Legislature approves bill to reduce, delay implementation of vehicle fees

State lawmakers passed a bill Monday to delay a gas fee and reduce a vehicle registration fee, a move that would save the average Coloradan just under $13 by the end of 2023.
If approved by Gov. Jared Polis, House Bill 1351 would delay the start of the phased-in road usage fee of $0.02 per gallon from July 1, 2022 to April 1, 2023. The bill would also decrease the road safety surcharge for vehicle registrations in 2023 by $11.10 – $5.55 more than the currently scheduled fee reduction.
This comes as, in March, the average gas price in Colorado hit $3.91 per gallon, nearing the all-time state record of $4.09 from 2008, according to AAA Colorado.
“This is going to help with the current rising costs in gas prices because of the unfortunate Ukraine invasion,” said bill sponsor Sen.
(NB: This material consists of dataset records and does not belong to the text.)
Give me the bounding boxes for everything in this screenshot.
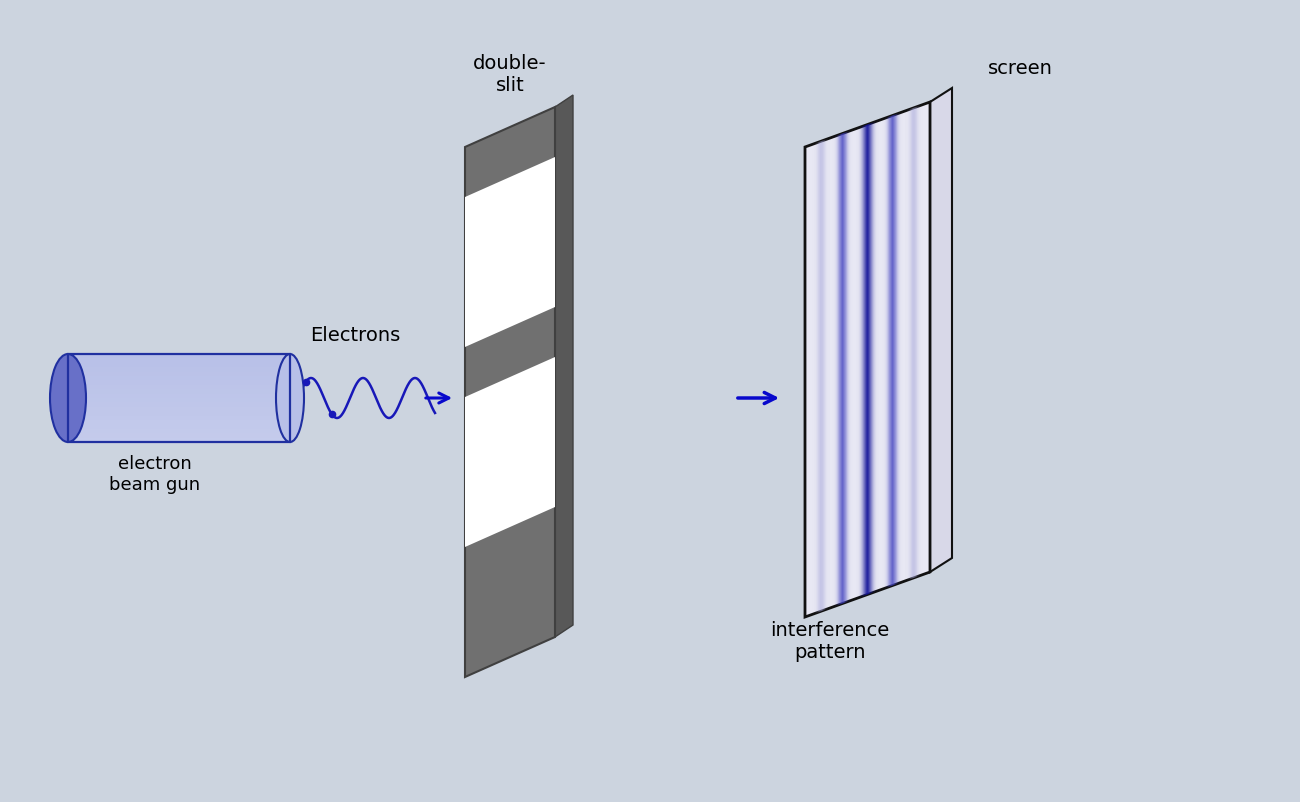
- Polygon shape: [465, 107, 555, 677]
- Bar: [68, 354, 290, 443]
- Polygon shape: [805, 103, 930, 618]
- Text: screen: screen: [988, 59, 1053, 78]
- Polygon shape: [555, 96, 573, 638]
- Bar: [68, 385, 290, 390]
- Bar: [68, 399, 290, 403]
- Bar: [68, 411, 290, 416]
- Bar: [68, 394, 290, 399]
- Bar: [68, 407, 290, 411]
- Bar: [68, 359, 290, 363]
- Polygon shape: [930, 89, 952, 573]
- Text: electron
beam gun: electron beam gun: [109, 455, 200, 493]
- Bar: [68, 368, 290, 372]
- Text: Electrons: Electrons: [309, 326, 400, 345]
- Bar: [68, 434, 290, 438]
- Bar: [68, 420, 290, 425]
- Bar: [68, 354, 290, 359]
- Bar: [68, 438, 290, 443]
- Bar: [68, 416, 290, 420]
- Polygon shape: [465, 358, 555, 547]
- Bar: [68, 372, 290, 376]
- Bar: [68, 390, 290, 394]
- Bar: [68, 429, 290, 434]
- Polygon shape: [465, 158, 555, 347]
- Bar: [68, 376, 290, 381]
- Bar: [68, 403, 290, 407]
- Bar: [68, 425, 290, 429]
- Bar: [68, 363, 290, 368]
- Bar: [68, 381, 290, 385]
- Text: double-
slit: double- slit: [473, 54, 547, 95]
- Ellipse shape: [49, 354, 86, 443]
- Text: interference
pattern: interference pattern: [771, 620, 889, 661]
- Ellipse shape: [276, 354, 304, 443]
Brittany Pettersen, D-Lakewood. “Unfortunately, we continue to see that increase.”
On Monday, the state Senate passed the bill in a 23-12 vote mostly along party lines, with all Democrats in support and all but three Republicans in opposition. Last week, the House approved the bill 38-25, with all Republicans voting “no” and all but one Democrats voting “yes.”
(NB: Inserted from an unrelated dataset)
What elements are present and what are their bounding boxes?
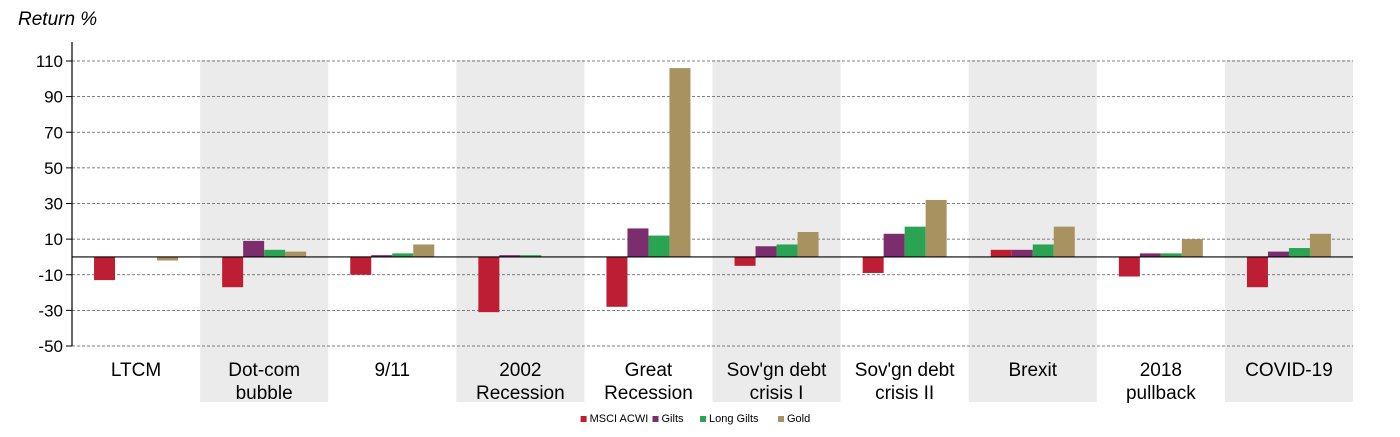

Republican opponents say Democrats are taking credit for delaying the gas fee that they established in the first place. The $0.02 per gallon fee scheduled to go into effect in July was created by SB21-260 – a Democrat-backed, $5.4 billion, 10-year plan to build out roads and bridges, create electric vehicle charging stations, boost mass transit and mitigate air pollution.
Sen. Paul Lundeen, R-Monument, called the new bill a “purely political” attempt to delay the fees past the upcoming election to avoid angering voters.
“When you realize you’re going in the wrong direction, the right thing to do is to turn around. Instead of turning around, this bill says, ‘let’s pause,'” Lundeen said. “I voted against the fees in the first place, I don’t think they should be here.”
Lundeen proposed four failed amendments to the bill that would have encouraged more oil and gas production in Colorado and extended the fee delay for one, two and three additional years.
Supporters of the bill said they are trying to locally respond to changing global conditions since SB21-260 passed last year. They pointed the economy’s recovery from the COVID-19 pandemic and the war in Ukraine as significantly rising the price of gas.
Sen. Chris Hansen, D-Denver, said his Republican colleagues were oversimplifying the complicated market to place the blame on Democrats, ignoring the “boom and bust” cycle of the oil and gas industry.
“To stand here and blame everything on our side of the aisle is convenient but simply not true,” Hansen said. “There are unused permits in Colorado right now. Investment went down because prices went down. And oh, by the way, there’s this little thing going on in Ukraine right now, you might have heard of it. It’s caused massive disruption to the global oil market.”
Other opponents said the small savings provided by the bill are not worth the trouble.
Though the state estimates the bill will save Coloradans a collective $79 million, it works out to about $5.55 in savings for annual vehicle registration fees and $7.20 in savings for gas for an average 24-gallon vehicle that fills up 15 times during the bill’s implementation period, according to calculations from bill sponsor Rep. Dylan Roberts, D-Eagle.
Under the bill, one-time federal COVID-19 relief funds would be used to offset the nearly $80 million decrease in revenue from the fee reductions.